Третьим вице-президентом стал еще один член Государственного совета, сенатор Захар Яковлевич Карнеев. Как и все масоны, он славился своим либерализмом. В бытность минским губернатором с пеной у рта отстаивал права униатов.
Кроме вице-президентов в комитет входили следующие персонажи:
сын последнего гетмана Украины, граф Алексей Кириллович Разумовский, сенатор, попечитель Московского университета. В 1810 году Разумовский был назначен министром народного просвещения. В первые два года его управления были открыты семьдесят две приходские школы, двадцать четыре уездных училища, несколько гимназий и других учебных заведений, улучшено преподавание, усилен надзор за воспитателями-иностранцами, открыто несколько ученых обществ, учреждена при Московском университете первая кафедра славянской словесности. При личном содействии Разумовского выработан устав Царскосельского лицея и состоялось его открытие. После 1812 года он значительно охладел к службе и последние два года вовсе не занимался делами. Будучи до назначения в министры членом масонской ложи, Разумовский с 1810 года подпал под влияние иезуитов и главным образом известного графа Жозефа де Местра.
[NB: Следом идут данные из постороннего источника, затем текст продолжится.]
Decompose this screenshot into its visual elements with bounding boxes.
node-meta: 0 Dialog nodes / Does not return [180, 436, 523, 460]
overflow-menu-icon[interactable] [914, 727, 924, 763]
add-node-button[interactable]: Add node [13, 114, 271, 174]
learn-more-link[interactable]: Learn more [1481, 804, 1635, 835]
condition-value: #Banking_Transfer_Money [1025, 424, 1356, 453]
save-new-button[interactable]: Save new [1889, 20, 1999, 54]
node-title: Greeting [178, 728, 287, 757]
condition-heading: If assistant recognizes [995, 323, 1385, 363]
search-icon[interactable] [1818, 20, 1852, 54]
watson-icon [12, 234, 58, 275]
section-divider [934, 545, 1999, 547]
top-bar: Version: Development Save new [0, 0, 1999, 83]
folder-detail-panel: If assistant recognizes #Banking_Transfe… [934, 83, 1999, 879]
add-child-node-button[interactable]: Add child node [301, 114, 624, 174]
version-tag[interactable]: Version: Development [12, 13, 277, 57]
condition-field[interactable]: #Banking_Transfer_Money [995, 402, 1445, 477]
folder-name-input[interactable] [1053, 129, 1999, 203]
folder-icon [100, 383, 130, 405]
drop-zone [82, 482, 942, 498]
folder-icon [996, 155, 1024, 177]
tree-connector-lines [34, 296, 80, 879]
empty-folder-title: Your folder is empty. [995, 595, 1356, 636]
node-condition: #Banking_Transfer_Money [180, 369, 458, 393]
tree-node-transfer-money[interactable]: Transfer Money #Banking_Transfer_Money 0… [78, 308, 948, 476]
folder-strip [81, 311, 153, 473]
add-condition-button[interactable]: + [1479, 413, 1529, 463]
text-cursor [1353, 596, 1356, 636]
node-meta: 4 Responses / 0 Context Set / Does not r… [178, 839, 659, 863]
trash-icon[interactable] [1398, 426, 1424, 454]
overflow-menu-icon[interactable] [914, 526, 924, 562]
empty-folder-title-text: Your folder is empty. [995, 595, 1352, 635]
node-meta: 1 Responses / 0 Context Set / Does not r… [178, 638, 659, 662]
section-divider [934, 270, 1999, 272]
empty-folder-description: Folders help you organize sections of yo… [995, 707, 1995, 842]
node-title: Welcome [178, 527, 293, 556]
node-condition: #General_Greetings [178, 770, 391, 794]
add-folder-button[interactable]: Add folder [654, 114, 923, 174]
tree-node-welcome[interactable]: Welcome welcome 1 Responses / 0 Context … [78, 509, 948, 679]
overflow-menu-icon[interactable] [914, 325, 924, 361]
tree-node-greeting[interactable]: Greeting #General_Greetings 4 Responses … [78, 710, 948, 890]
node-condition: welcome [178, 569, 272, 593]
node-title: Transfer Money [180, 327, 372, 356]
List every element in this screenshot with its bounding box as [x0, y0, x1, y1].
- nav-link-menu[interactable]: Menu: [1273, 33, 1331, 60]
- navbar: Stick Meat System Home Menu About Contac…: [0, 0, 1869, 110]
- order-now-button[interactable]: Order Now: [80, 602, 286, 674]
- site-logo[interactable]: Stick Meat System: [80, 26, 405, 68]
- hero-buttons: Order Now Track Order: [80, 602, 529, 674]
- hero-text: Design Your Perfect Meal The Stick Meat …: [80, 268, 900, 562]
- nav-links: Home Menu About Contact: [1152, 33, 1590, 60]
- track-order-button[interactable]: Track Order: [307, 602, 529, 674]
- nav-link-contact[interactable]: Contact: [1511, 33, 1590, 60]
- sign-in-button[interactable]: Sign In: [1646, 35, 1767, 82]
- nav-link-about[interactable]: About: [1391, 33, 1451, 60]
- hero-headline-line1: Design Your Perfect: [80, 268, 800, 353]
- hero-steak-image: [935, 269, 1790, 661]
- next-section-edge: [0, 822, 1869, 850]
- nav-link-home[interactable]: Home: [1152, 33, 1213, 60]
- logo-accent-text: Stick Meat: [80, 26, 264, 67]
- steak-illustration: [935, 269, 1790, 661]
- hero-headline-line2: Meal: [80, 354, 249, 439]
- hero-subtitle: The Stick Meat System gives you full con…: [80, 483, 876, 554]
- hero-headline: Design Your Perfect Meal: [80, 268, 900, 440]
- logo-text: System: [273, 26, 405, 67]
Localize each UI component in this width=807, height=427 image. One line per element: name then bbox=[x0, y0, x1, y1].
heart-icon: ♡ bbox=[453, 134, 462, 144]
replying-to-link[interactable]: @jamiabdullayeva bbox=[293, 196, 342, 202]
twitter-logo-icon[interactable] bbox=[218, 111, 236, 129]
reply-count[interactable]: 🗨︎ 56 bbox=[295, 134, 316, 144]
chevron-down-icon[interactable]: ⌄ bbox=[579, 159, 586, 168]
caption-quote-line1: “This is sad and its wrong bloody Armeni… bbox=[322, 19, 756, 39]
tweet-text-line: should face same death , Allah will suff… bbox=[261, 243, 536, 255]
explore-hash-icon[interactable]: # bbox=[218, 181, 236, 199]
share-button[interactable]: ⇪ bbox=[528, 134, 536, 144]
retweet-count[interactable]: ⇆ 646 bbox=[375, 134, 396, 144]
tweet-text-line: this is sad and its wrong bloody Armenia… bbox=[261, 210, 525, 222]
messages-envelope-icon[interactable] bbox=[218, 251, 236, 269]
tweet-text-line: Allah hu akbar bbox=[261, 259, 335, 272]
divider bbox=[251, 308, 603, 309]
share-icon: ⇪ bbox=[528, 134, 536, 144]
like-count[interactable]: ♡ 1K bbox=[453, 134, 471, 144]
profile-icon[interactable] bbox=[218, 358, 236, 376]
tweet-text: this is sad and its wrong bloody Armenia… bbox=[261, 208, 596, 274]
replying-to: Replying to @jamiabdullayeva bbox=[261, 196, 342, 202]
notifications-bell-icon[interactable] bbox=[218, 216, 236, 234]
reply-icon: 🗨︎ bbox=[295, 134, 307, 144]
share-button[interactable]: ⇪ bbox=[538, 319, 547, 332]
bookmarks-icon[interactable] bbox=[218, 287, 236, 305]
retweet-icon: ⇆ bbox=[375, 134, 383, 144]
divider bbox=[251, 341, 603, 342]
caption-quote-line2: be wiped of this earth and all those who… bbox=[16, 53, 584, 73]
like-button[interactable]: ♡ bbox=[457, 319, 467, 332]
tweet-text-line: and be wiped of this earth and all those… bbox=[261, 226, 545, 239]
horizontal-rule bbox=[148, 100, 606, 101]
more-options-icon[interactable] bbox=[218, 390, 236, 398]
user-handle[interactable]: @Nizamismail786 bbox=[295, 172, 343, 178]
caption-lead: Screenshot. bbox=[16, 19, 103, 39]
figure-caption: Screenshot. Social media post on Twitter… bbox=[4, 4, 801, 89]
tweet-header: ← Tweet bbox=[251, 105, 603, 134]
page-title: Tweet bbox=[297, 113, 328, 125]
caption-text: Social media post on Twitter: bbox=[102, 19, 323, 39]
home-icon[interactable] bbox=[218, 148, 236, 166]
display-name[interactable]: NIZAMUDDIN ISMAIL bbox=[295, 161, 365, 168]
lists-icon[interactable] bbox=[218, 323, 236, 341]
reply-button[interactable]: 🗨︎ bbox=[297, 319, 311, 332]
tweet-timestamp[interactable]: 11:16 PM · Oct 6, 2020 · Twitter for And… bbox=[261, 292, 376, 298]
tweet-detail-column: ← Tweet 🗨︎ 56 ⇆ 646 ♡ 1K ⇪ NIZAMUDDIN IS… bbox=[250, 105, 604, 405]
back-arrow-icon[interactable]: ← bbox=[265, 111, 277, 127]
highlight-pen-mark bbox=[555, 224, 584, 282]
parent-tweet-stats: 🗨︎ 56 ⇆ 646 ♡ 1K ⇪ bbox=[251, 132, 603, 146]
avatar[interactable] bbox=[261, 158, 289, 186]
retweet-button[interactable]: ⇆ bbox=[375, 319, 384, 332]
Последний «буквально распоряжался им, диктовал, чему должно учить русских и чему не учить»; по его указанию были выкинуты из первоначальной программы лицея греческий язык, археология, естественная история, астрономия, химия и история философских систем, как «не озаряющая ума полезными истинами, а помрачающая заблуждениями и недоумениями». По словам Вигеля, все сыновья гетмана Кирилла Разумовского «были начинены французской литературой, облечены в иностранные формы, почитали себя русскими Монморанси, были любезные при дворе и несносные вне его аристократы». К этому князь А. Васильчиков прибавляет, что старший из них, Алексей, был «гордыни непомерной… и суров в кругу своего семейства».